La France devrait échapper de justesse cette année à la récession, mais la croissance restera minimale et légèrement inférieure aux objectifs du gouvernement, tandis que le chômage continuera d'augmenter, selon les prévisions de l'Insee publiées mardi.
L'économie française devrait ralentir fortement en 2012, avec une croissance limitée à 0,4% par rapport à l'année précédente, après 1,7% en 2011, affirme l'Institut national de la statistique et des études économiques dans sa note de conjoncture.
C'est un peu moins que le 0,5% escompté par le gouvernement pour tenir ses engagements de réduction du déficit public. Il aura l'occasion d'ajuster son objectif lorsqu'il présentera, le 4 juillet, son projet de budget rectifié.
Cette prévision est aussi plus pessimiste que celles de l'OCDE (+0,6%) et du FMI (+0,5). Et elle place la France derrière l'Allemagne, qui devrait connaître selon l'Insee une croissance de 1% en 2012, mais au-dessus de la moyenne de la zone euro, en pleine récession (-0,3%).
"Alors que l'Espagne et l'Italie devraient rester en récession jusqu'à la fin de l'année (...) l'Allemagne et la France ne connaîtraient pas d'épisode récessif", a déclaré à la presse le directeur des études et des synthèses économiques de l'Insee, Eric Dubois.
Dans le détail, le produit intérieur brut (PIB) de la France devrait faire moins bien que prévu précédemment au deuxième trimestre, en stagnant comme au premier.
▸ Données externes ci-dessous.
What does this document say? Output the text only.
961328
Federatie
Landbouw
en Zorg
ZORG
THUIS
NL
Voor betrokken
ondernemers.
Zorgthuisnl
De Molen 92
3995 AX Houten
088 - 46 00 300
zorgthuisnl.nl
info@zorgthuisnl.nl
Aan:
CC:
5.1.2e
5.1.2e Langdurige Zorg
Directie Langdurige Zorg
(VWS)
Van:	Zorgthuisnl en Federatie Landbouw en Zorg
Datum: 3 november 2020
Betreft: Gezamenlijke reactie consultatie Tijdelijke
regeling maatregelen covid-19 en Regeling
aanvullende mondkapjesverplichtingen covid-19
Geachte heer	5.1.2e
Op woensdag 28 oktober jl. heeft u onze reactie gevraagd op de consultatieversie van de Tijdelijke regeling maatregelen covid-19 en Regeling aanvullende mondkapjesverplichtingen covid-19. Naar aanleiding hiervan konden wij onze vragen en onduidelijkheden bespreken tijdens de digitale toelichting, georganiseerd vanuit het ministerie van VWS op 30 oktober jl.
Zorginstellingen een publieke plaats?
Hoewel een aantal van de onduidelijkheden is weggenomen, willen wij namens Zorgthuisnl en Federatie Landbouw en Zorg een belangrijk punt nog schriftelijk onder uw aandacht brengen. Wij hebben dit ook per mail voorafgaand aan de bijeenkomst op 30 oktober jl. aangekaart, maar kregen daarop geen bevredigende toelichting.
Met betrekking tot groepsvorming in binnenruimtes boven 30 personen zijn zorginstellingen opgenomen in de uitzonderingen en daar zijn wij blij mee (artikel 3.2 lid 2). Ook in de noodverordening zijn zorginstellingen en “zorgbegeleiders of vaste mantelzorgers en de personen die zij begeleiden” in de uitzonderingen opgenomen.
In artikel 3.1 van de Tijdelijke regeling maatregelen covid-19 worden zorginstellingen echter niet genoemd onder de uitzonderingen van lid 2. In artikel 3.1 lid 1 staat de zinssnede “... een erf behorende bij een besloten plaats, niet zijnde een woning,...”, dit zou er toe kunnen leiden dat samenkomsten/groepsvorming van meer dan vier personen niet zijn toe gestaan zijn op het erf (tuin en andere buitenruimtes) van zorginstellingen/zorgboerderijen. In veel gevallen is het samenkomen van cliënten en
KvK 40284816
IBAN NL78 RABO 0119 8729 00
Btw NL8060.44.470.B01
Il repartirait ensuite très mollement aux troisième (+0,1%) et quatrième (+0,2%) trimestres.
L'Insee ne prévoit donc pas de recul du PIB, contrairement à la Banque de France qui table sur une contraction de 0,1% au deuxième trimestre.
Plus forte baisse du pouvoir d'achat depuis 1984
La détérioration de la conjoncture s'explique en grande partie parles "tensions" financières qui "ont repris" en zone euro depuis avril. La crise de la dette reste d'ailleurs un des principaux aléas pesant sur ce scénario.
"La France souffrira de la contraction de la demande intérieure de ses partenaires de la zone euro, ce qui handicape les exportations, et de son propre effort de consolidation des finances publiques", a expliqué Eric Dubois.
En contrepartie, a-t-il noté, le pays bénéficiera de la dépréciation de l'euro et, dans la tourmente de la crise, de son statut de valeur refuge qui permet à ses taux d'intérêt de se maintenir à des niveaux historiquement bas.
Dans ce contexte de croissance atone, "le taux de chômage continuerait d'augmenter, même si la hausse sur l'année des différents contrats aidés contribuerait à freiner sa progression", a affirmé Jean-François Ouvrard, responsable de la synthèse conjoncturelle.
Il passerait de 9,3% de la population active en France métropolitaine fin 2011 à 9,9% au dernier trimestre 2012 (10,3% en incluant les départements d'outre-mer).
Coup dur pour les ménages: le pouvoir d'achat individuel des Français devrait baisser de 1,2% en 2012, enregistrant son plus fort recul depuis 1984, affecté notamment par le ralentissement des revenus d'activité et la hausse des impôts.
Le pouvoir d'achat par unité de consommation, la mesure la plus proche du ressenti des ménages, reculerait ainsi pour la deuxième année consécutive (-0,1% en 2011). Le pouvoir d'achat plus global diminuerait aussi, de 0,6%, alors qu'il a augmenté de 0,5% l'an dernier.
L'ancienne majorité s'était targuée, durant la campagne électorale, d'avoir maintenu une progression constante du pouvoir d'achat durant le quinquennat.
Eric Dubois a précisé que l'Insee avait tenu compte, pour calculer son évolution, de "deux types de mesures" pesant sur les ménages: celles qui avaient été inscrites dans le budget 2012 par le gouvernement sortant, "de l'ordre de 11 milliards d'euros", et celles "qui ont été annoncées depuis, de l'ordre de 2,5 milliards".
Du coup, la consommation des ménages progresserait très faiblement sur l'ensemble de l'année, de 0,2%, comme en 2011.
Globalement, la demande intérieure devrait nettement ralentir cette année et l'activité de devrait plus bénéficier, comme l'an dernier, d'un mouvement de reconstitution des stocks écoulés par les entreprises.